His work with Ariana Grande is often reduced to tabloid headlines, but musically, it holds real significance. Their 2013 hit “The Way” was more than a stepping stone for Grande’s pop career — it was also a showcase for Mac’s charisma in a mainstream lane, his verse punctuating the song with charm. Years later, “My Favorite Part,” a duet from The Divine Feminine, carried the intimacy of their real-life relationship, a slow jam that showed Miller’s softer, more romantic side. Together, the two songs captured very different but equally authentic facets of his artistry.

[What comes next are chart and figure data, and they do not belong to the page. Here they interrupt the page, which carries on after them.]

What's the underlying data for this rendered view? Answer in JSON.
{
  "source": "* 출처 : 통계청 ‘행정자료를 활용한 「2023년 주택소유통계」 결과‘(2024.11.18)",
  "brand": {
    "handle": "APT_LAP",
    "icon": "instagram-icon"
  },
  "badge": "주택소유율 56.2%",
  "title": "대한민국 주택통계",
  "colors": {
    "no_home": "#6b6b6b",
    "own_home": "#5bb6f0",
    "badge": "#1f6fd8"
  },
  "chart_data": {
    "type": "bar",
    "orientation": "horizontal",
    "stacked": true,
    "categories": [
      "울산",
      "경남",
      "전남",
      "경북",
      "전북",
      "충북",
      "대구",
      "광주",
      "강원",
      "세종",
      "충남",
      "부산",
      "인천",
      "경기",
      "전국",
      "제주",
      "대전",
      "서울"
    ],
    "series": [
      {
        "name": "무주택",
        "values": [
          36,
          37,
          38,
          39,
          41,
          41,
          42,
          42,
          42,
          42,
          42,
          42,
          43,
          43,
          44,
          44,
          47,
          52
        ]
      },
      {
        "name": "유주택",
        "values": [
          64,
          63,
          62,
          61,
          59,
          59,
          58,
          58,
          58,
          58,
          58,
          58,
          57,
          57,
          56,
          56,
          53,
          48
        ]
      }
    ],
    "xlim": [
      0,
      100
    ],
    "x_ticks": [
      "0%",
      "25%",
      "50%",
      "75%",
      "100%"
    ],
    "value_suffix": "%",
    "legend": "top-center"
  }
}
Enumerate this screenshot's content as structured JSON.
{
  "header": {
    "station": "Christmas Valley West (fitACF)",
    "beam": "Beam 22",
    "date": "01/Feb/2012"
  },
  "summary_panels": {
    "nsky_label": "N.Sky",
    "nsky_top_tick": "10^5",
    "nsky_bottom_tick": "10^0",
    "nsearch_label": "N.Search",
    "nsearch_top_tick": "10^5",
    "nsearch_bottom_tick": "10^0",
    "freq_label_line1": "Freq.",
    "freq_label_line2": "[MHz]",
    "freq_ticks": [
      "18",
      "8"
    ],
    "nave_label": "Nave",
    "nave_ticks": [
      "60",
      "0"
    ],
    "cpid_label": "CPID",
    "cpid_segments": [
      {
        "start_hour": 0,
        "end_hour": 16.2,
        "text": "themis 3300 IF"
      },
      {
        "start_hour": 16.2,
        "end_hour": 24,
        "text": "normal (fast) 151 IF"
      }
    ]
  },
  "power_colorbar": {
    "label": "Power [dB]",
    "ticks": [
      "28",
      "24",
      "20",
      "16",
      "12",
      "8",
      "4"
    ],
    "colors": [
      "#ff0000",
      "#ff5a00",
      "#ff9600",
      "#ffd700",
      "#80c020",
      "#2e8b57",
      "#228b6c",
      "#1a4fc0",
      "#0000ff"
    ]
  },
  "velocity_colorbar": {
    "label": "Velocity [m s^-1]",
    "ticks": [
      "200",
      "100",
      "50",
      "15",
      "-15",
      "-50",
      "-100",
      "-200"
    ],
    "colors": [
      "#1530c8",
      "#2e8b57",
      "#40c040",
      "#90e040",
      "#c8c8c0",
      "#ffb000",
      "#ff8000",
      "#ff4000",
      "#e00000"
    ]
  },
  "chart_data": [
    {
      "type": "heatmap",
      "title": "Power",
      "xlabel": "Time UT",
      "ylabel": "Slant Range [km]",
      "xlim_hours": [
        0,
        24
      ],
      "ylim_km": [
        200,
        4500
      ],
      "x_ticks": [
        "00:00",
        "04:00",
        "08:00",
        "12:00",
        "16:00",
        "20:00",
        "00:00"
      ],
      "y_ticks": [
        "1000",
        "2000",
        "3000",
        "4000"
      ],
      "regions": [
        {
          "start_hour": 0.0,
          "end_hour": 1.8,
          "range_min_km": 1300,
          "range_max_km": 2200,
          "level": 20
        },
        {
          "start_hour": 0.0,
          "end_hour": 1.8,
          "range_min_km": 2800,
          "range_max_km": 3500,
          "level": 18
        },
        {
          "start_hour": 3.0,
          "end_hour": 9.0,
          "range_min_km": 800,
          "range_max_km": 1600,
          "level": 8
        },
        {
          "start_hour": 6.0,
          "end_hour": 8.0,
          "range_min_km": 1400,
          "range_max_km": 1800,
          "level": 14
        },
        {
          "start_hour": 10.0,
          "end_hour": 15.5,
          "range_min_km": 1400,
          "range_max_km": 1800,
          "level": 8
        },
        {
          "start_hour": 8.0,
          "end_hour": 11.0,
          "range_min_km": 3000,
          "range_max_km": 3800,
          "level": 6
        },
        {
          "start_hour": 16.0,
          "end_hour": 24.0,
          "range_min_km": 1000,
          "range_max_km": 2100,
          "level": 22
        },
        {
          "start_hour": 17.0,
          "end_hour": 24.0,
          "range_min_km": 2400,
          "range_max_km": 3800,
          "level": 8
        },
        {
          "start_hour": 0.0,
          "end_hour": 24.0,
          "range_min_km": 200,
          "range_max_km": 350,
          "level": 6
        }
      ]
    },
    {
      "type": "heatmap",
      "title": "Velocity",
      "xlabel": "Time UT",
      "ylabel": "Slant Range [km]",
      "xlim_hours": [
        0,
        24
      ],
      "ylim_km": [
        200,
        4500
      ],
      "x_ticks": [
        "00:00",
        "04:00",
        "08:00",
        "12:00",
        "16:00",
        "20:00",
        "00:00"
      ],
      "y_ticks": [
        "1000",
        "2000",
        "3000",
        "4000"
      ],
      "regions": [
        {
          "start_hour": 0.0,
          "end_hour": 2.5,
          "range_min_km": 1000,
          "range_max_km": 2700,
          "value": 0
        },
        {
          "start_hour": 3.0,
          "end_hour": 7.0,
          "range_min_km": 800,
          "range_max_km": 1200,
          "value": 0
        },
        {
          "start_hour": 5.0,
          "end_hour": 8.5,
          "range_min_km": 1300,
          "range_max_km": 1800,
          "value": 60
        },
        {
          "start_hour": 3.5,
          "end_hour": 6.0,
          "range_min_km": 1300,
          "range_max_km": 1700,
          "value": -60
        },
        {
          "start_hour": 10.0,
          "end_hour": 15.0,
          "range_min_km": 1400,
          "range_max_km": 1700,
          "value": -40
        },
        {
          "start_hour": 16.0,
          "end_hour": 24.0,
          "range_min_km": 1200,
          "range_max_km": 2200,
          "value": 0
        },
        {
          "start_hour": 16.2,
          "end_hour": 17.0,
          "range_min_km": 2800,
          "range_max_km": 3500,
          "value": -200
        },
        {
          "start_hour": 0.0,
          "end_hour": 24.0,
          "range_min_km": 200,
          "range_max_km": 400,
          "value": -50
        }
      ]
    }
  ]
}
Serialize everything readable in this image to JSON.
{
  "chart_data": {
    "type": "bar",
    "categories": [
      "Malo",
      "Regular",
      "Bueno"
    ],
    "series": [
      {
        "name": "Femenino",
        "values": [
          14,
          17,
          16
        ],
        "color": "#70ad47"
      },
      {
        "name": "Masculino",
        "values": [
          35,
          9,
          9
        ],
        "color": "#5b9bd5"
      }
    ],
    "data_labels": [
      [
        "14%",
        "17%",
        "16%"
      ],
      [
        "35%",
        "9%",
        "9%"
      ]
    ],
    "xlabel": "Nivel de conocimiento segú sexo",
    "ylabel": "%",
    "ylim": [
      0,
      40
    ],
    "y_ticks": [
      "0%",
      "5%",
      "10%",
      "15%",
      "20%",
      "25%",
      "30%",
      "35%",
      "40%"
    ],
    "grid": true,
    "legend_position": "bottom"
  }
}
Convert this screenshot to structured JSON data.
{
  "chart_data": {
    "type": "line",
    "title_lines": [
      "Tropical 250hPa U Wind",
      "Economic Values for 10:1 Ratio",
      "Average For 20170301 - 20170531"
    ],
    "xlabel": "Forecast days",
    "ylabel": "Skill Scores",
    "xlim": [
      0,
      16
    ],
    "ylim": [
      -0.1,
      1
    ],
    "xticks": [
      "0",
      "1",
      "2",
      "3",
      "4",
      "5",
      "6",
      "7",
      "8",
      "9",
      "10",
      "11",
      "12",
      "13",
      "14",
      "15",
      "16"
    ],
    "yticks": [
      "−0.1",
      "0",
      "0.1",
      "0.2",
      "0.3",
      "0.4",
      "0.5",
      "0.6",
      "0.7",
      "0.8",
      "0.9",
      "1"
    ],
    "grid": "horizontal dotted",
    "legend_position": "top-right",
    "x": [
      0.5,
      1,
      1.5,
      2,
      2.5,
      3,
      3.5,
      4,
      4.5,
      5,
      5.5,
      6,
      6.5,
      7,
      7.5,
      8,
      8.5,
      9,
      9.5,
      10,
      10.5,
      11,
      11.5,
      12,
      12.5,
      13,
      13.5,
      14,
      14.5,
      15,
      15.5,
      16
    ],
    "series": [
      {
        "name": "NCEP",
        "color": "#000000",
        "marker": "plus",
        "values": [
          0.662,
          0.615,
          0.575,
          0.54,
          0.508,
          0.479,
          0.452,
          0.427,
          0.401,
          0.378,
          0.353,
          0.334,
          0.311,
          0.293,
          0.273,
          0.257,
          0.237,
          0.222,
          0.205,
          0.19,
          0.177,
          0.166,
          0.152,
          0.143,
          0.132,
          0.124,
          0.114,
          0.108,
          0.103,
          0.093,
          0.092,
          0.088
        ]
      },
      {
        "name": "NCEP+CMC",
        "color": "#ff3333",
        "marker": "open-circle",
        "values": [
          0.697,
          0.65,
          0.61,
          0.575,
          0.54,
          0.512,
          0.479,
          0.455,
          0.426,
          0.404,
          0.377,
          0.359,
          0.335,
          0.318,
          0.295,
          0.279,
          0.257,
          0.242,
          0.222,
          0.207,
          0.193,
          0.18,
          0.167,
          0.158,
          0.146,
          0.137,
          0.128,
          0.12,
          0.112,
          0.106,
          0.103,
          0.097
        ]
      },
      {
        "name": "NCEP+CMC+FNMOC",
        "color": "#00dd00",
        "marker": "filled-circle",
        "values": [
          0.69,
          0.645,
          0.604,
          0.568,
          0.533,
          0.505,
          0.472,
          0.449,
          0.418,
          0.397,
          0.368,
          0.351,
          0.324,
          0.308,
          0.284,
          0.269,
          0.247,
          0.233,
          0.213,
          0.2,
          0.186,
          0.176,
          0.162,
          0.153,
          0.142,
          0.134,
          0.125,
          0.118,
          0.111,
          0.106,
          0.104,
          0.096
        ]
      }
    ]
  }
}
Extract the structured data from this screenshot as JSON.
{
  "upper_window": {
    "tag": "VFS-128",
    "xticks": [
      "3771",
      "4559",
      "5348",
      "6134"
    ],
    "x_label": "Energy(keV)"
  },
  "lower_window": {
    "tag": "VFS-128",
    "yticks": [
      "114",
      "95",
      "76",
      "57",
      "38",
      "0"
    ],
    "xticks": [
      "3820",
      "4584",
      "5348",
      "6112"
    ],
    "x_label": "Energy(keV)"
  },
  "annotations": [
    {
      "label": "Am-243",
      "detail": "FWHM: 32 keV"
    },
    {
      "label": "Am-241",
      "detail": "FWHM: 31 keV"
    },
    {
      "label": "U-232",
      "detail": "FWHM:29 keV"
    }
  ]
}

And then came Swimming. By 2018, Mac was threading funk, jazz, and soul into his rap with a confidence that felt both playful and reflective. Thundercat’s elastic bassline powered “What’s the Use?,” giving Mac a canvas for one of his smoothest deliveries. Their chemistry at NPR’s Tiny Desk remains one of the most beloved live sets on the internet, a performance that feels more like a time capsule of joy. After his death, producer Jon Brion finished Circles with meticulous care, ensuring that Mac’s vision for the twin albums — Swimming and Circles, conceived as two halves of one thought — reached listeners as intended. When stitched together, they feel like a dialogue cut short mid-sentence.

It’s the lyrics that stay with me most. On “Best Day Ever,” he rapped, “No matter where life takes me, find me with a smile,” a line that became a mantra of youthful optimism. Two years later, on “Come Back to Earth,” he said, “I was drowning, but now I’m swimming through stressful waters to relief.” And on “2009,” he admitted, “I don’t need to lie no more, nowadays all I do is shine, take a breath and ease my mind.” These weren’t just passing lines; they were confessions of someone trying to work out the balance between light and dark, and between chaos and calm. Listening now, they feel like fragments of self-preservation disguised as songs.

The tragedy of his death will always be tied to what was lost — the music he hadn’t yet made, the evolution we’ll never hear. But what feels just as important is what he left us. His catalog doesn’t sit like a museum of past hits; it feels alive, still shifting, still offering comfort and clarity. Every collaboration, every lyric, every experiment adds up to something more than influence or success: it adds up to presence. I didn’t press play, expecting all of this. But Miller’s music met me where I was, the way it always has. That’s the gift he left behind — not perfection, but perspective. He once wrote, “People change and things go wrong, but just remember: life goes on.” And even though he isn’t here, his music makes sure it does.